Crowd Data Collector: JavaScript in a System-Level World

Particularly interesting for me was also the work in the BMW Crowd Data Collector environment. There, JavaScript scripts were used to collect and process specific vehicle data based on clear use cases. A script essentially consisted of three parts:

  • Input signals
  • Process logic
  • Output signals

This experience showed me that JavaScript can also be used in very technical and system-level contexts. At the same time, it also became visible where the limits lie when simulation, typing, or sufficient testing capabilities are missing. In such situations, uncertainty and risk arise — not necessarily because the language is bad, but because the development environment doesn't provide enough safeguards.

Therefore, my assessment at the time was clear: a simulation environment and the switch to TypeScript would be important steps to increase quality and safety in development.

Today: Viewing JavaScript and TypeScript Pragmatically

Today I view JavaScript and TypeScript pragmatically. JavaScript is flexible, widely used, and extremely versatile. TypeScript complements this flexibility with structure and additional safety. But in the end, the language alone doesn't decide the quality of a project. What matters is:

  • Architecture
  • Requirements
  • Tests
  • Documentation
  • Communication
  • and the team's ability to handle complexity responsibly.

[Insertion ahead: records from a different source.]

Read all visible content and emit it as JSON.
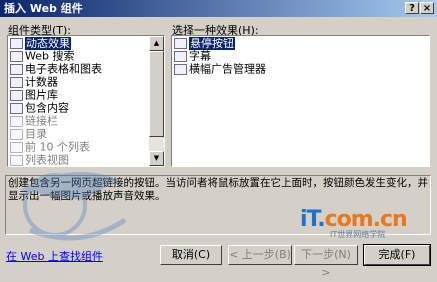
{
  "window": {
    "title": "插入 Web 组件",
    "help_button": "?",
    "close_button": "×"
  },
  "component_type": {
    "label": "组件类型(T):",
    "items": [
      {
        "label": "动态效果",
        "icon": "animation-icon",
        "selected": true,
        "disabled": false
      },
      {
        "label": "Web 搜索",
        "icon": "web-search-icon",
        "selected": false,
        "disabled": false
      },
      {
        "label": "电子表格和图表",
        "icon": "spreadsheet-icon",
        "selected": false,
        "disabled": false
      },
      {
        "label": "计数器",
        "icon": "counter-icon",
        "selected": false,
        "disabled": false
      },
      {
        "label": "图片库",
        "icon": "photo-gallery-icon",
        "selected": false,
        "disabled": false
      },
      {
        "label": "包含内容",
        "icon": "include-content-icon",
        "selected": false,
        "disabled": false
      },
      {
        "label": "链接栏",
        "icon": "link-bar-icon",
        "selected": false,
        "disabled": true
      },
      {
        "label": "目录",
        "icon": "toc-icon",
        "selected": false,
        "disabled": true
      },
      {
        "label": "前 10 个列表",
        "icon": "top-ten-icon",
        "selected": false,
        "disabled": true
      },
      {
        "label": "列表视图",
        "icon": "list-view-icon",
        "selected": false,
        "disabled": true
      }
    ]
  },
  "effect": {
    "label": "选择一种效果(H):",
    "items": [
      {
        "label": "悬停按钮",
        "icon": "hover-button-icon",
        "selected": true
      },
      {
        "label": "字幕",
        "icon": "marquee-icon",
        "selected": false
      },
      {
        "label": "横幅广告管理器",
        "icon": "banner-ad-icon",
        "selected": false
      }
    ]
  },
  "description": "创建包含另一网页超链接的按钮。当访问者将鼠标放置在它上面时，按钮颜色发生变化，并显示出一幅图片或播放声音效果。",
  "watermark_logo": {
    "part1": "iT.",
    "part2": "com.cn",
    "sub": "IT世界网络学院"
  },
  "footer": {
    "link": "在 Web 上查找组件",
    "cancel": "取消(C)",
    "back": "< 上一步(B)",
    "next": "下一步(N) >",
    "finish": "完成(F)"
  },
  "colors": {
    "title_start": "#0a246a",
    "title_end": "#a6caf0",
    "selection": "#0a246a",
    "face": "#d4d0c8"
  }
}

For me, JavaScript and TypeScript were important milestones because they didn't just advance me technically. They showed me how important readability, clear interfaces, testability, and long-term maintainability are.

Good software doesn't just emerge because code works. Good software emerges when a team understands why the code is built that way, what risks exist, and how a system can still be safely developed tomorrow.


JavaScript showed me flexibility.

TypeScript showed me structure.

And complex projects showed me that you need both: technical freedom and technical responsibility.